The data used in this project consists of an anonymised dataset of all purchases made within 729 Portuguese super- and hyper-markets from SONAE, a Portuguese retail company. When shopping in these chains, customers tend to use their client cards, enabling the company to track their shopping behaviour. We retrieved the transactions made by different customers between January and December of 2013. Each transaction from the dataset contains the details regarding the purchase (e.g., price, product ID), the client (e.g., zip code, client ID), and the store (e.g., store ID, location).

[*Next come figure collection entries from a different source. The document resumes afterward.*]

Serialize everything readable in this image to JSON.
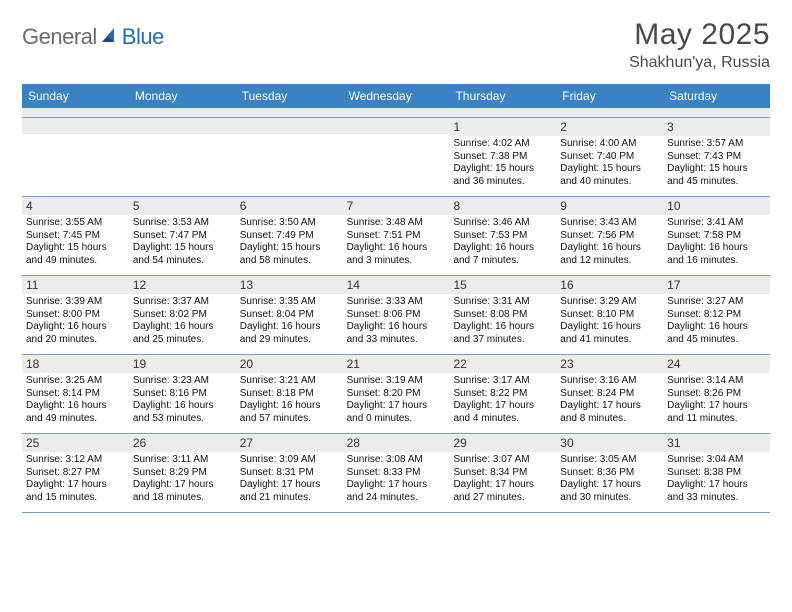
{
  "logo": {
    "general": "General",
    "blue": "Blue"
  },
  "title": "May 2025",
  "location": "Shakhun'ya, Russia",
  "colors": {
    "header_bg": "#3b82c4",
    "header_text": "#ffffff",
    "daynum_bg": "#ececec",
    "rule": "#7a9bbd",
    "logo_gray": "#6b6b6b",
    "logo_blue": "#2a6cb0"
  },
  "dow": [
    "Sunday",
    "Monday",
    "Tuesday",
    "Wednesday",
    "Thursday",
    "Friday",
    "Saturday"
  ],
  "weeks": [
    [
      {
        "n": "",
        "sr": "",
        "ss": "",
        "dl": ""
      },
      {
        "n": "",
        "sr": "",
        "ss": "",
        "dl": ""
      },
      {
        "n": "",
        "sr": "",
        "ss": "",
        "dl": ""
      },
      {
        "n": "",
        "sr": "",
        "ss": "",
        "dl": ""
      },
      {
        "n": "1",
        "sr": "4:02 AM",
        "ss": "7:38 PM",
        "dl": "15 hours and 36 minutes."
      },
      {
        "n": "2",
        "sr": "4:00 AM",
        "ss": "7:40 PM",
        "dl": "15 hours and 40 minutes."
      },
      {
        "n": "3",
        "sr": "3:57 AM",
        "ss": "7:43 PM",
        "dl": "15 hours and 45 minutes."
      }
    ],
    [
      {
        "n": "4",
        "sr": "3:55 AM",
        "ss": "7:45 PM",
        "dl": "15 hours and 49 minutes."
      },
      {
        "n": "5",
        "sr": "3:53 AM",
        "ss": "7:47 PM",
        "dl": "15 hours and 54 minutes."
      },
      {
        "n": "6",
        "sr": "3:50 AM",
        "ss": "7:49 PM",
        "dl": "15 hours and 58 minutes."
      },
      {
        "n": "7",
        "sr": "3:48 AM",
        "ss": "7:51 PM",
        "dl": "16 hours and 3 minutes."
      },
      {
        "n": "8",
        "sr": "3:46 AM",
        "ss": "7:53 PM",
        "dl": "16 hours and 7 minutes."
      },
      {
        "n": "9",
        "sr": "3:43 AM",
        "ss": "7:56 PM",
        "dl": "16 hours and 12 minutes."
      },
      {
        "n": "10",
        "sr": "3:41 AM",
        "ss": "7:58 PM",
        "dl": "16 hours and 16 minutes."
      }
    ],
    [
      {
        "n": "11",
        "sr": "3:39 AM",
        "ss": "8:00 PM",
        "dl": "16 hours and 20 minutes."
      },
      {
        "n": "12",
        "sr": "3:37 AM",
        "ss": "8:02 PM",
        "dl": "16 hours and 25 minutes."
      },
      {
        "n": "13",
        "sr": "3:35 AM",
        "ss": "8:04 PM",
        "dl": "16 hours and 29 minutes."
      },
      {
        "n": "14",
        "sr": "3:33 AM",
        "ss": "8:06 PM",
        "dl": "16 hours and 33 minutes."
      },
      {
        "n": "15",
        "sr": "3:31 AM",
        "ss": "8:08 PM",
        "dl": "16 hours and 37 minutes."
      },
      {
        "n": "16",
        "sr": "3:29 AM",
        "ss": "8:10 PM",
        "dl": "16 hours and 41 minutes."
      },
      {
        "n": "17",
        "sr": "3:27 AM",
        "ss": "8:12 PM",
        "dl": "16 hours and 45 minutes."
      }
    ],
    [
      {
        "n": "18",
        "sr": "3:25 AM",
        "ss": "8:14 PM",
        "dl": "16 hours and 49 minutes."
      },
      {
        "n": "19",
        "sr": "3:23 AM",
        "ss": "8:16 PM",
        "dl": "16 hours and 53 minutes."
      },
      {
        "n": "20",
        "sr": "3:21 AM",
        "ss": "8:18 PM",
        "dl": "16 hours and 57 minutes."
      },
      {
        "n": "21",
        "sr": "3:19 AM",
        "ss": "8:20 PM",
        "dl": "17 hours and 0 minutes."
      },
      {
        "n": "22",
        "sr": "3:17 AM",
        "ss": "8:22 PM",
        "dl": "17 hours and 4 minutes."
      },
      {
        "n": "23",
        "sr": "3:16 AM",
        "ss": "8:24 PM",
        "dl": "17 hours and 8 minutes."
      },
      {
        "n": "24",
        "sr": "3:14 AM",
        "ss": "8:26 PM",
        "dl": "17 hours and 11 minutes."
      }
    ],
    [
      {
        "n": "25",
        "sr": "3:12 AM",
        "ss": "8:27 PM",
        "dl": "17 hours and 15 minutes."
      },
      {
        "n": "26",
        "sr": "3:11 AM",
        "ss": "8:29 PM",
        "dl": "17 hours and 18 minutes."
      },
      {
        "n": "27",
        "sr": "3:09 AM",
        "ss": "8:31 PM",
        "dl": "17 hours and 21 minutes."
      },
      {
        "n": "28",
        "sr": "3:08 AM",
        "ss": "8:33 PM",
        "dl": "17 hours and 24 minutes."
      },
      {
        "n": "29",
        "sr": "3:07 AM",
        "ss": "8:34 PM",
        "dl": "17 hours and 27 minutes."
      },
      {
        "n": "30",
        "sr": "3:05 AM",
        "ss": "8:36 PM",
        "dl": "17 hours and 30 minutes."
      },
      {
        "n": "31",
        "sr": "3:04 AM",
        "ss": "8:38 PM",
        "dl": "17 hours and 33 minutes."
      }
    ]
  ],
  "labels": {
    "sunrise": "Sunrise:",
    "sunset": "Sunset:",
    "daylight": "Daylight:"
  }
}
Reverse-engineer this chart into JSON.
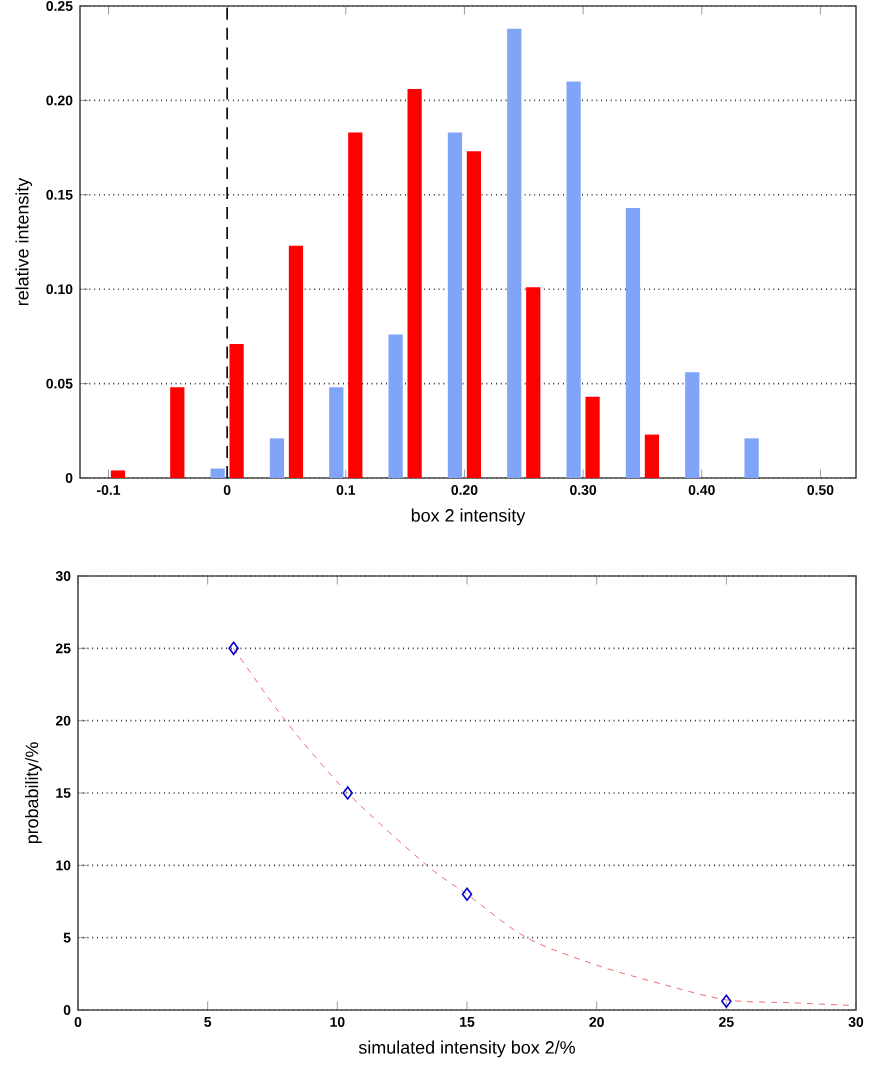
{
  "chart_data": [
    {
      "type": "bar",
      "xlabel": "box 2 intensity",
      "ylabel": "relative intensity",
      "x": [
        -0.1,
        -0.05,
        0,
        0.05,
        0.1,
        0.15,
        0.2,
        0.25,
        0.3,
        0.35,
        0.4,
        0.45
      ],
      "series": [
        {
          "color": "#80a4f8",
          "values": [
            null,
            null,
            0.005,
            0.021,
            0.048,
            0.076,
            0.183,
            0.238,
            0.21,
            0.143,
            0.056,
            0.021
          ]
        },
        {
          "color": "#ff0000",
          "values": [
            0.004,
            0.048,
            0.071,
            0.123,
            0.183,
            0.206,
            0.173,
            0.101,
            0.043,
            0.023,
            null,
            null
          ]
        }
      ],
      "xlim": [
        -0.124,
        0.53
      ],
      "xticks": [
        -0.1,
        0,
        0.1,
        {
          "value": 0.2,
          "label": "0.20"
        },
        {
          "value": 0.3,
          "label": "0.30"
        },
        {
          "value": 0.4,
          "label": "0.40"
        },
        {
          "value": 0.5,
          "label": "0.50"
        }
      ],
      "ylim": [
        0,
        0.25
      ],
      "yticks": [
        0,
        0.05,
        {
          "value": 0.1,
          "label": "0.10"
        },
        0.15,
        {
          "value": 0.2,
          "label": "0.20"
        },
        0.25
      ],
      "grid": "y",
      "ref_lines": [
        {
          "axis": "x",
          "value": 0,
          "line_style": "dashed"
        }
      ]
    },
    {
      "type": "scatter",
      "xlabel": "simulated intensity box 2/%",
      "ylabel": "probability/%",
      "series": [
        {
          "type": "scatter",
          "color": "#0000cc",
          "marker": "diamond",
          "x": [
            6,
            10.4,
            15,
            25
          ],
          "values": [
            25,
            15,
            8,
            0.6
          ]
        },
        {
          "type": "line",
          "color": "#e8484c",
          "line_style": "dashed",
          "x": [
            6,
            8,
            10.4,
            13.45,
            15,
            17.3,
            20,
            22.5,
            25,
            27.5,
            30
          ],
          "values": [
            25,
            20,
            15,
            10,
            8,
            5,
            3.1,
            1.8,
            0.7,
            0.5,
            0.3
          ]
        }
      ],
      "xlim": [
        0,
        30
      ],
      "xticks": [
        0,
        5,
        10,
        15,
        20,
        25,
        30
      ],
      "ylim": [
        0,
        30
      ],
      "yticks": [
        0,
        5,
        10,
        15,
        20,
        25,
        30
      ],
      "grid": "y"
    }
  ]
}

Additionally, all products are categorised according to a product hierarchy that starts with departments and proceeds to the product itself.


SOM Algorithm


We applied a variant of the batch algorithm prepared to handle mixed data — Frequency neuron Mixed Self-Organising Map (FMSOM) [1]. This consists on preserving the original algorithm for handling the numerical part of the data, and extending the neuron prototype with a set of category frequency vectors. The features extracted from the raw data are the following: price, quantity, season, nearest store, department, product necessity, discount. These features characterise each purchase, and thus, will categorise the customers consumption behaviour.


Neuron Representation


To visualise the multiple features of the neurons and to enable their comparison, we created a glyph-based visualisation (Figure 1). We defined different visual mappings to represent each feature (described previously). All neurons base shape is a circle. The other components of the glyph, created to represent the features, are then placed inside or outside the circle.


Figure 1

First row, from left to right, the representations of: (i) the four seasons of the year; (ii) (un)necessary products. Second row: (i) products with discount; and (ii) product bought in the closest store. Third row: (i) quarter circle bar graphs to depict the price and quantity values (both graphs represent the values as depicted in the rightmost image). Fourth row: (i) colours attributed to each Department.



SOM projections


We implemented two different approaches for the positioning of the neurons on the canvas. In the first, we place each neuron within a conventional matrix, commonly applied in the visualisation of SOMs.


Figure 2

Matrix projection


In the second, we place each neuron and transaction from the raw data within a force-directed graph, to represent the relations between neutrons and transactions and achieve a better comprehension of the customer profile.


Figure 3

Force-directed projection




[1] Del Coso, C., Fustes, D., Dafonte, C., No ́voa, F. J., Rodr ́ıguez-Pedreira, J. M., and Arcay, B. (2015). Mixing numerical and categorical data in a self-organizing map by means of frequency neurons. Applied Soft Computing, 36:246–254.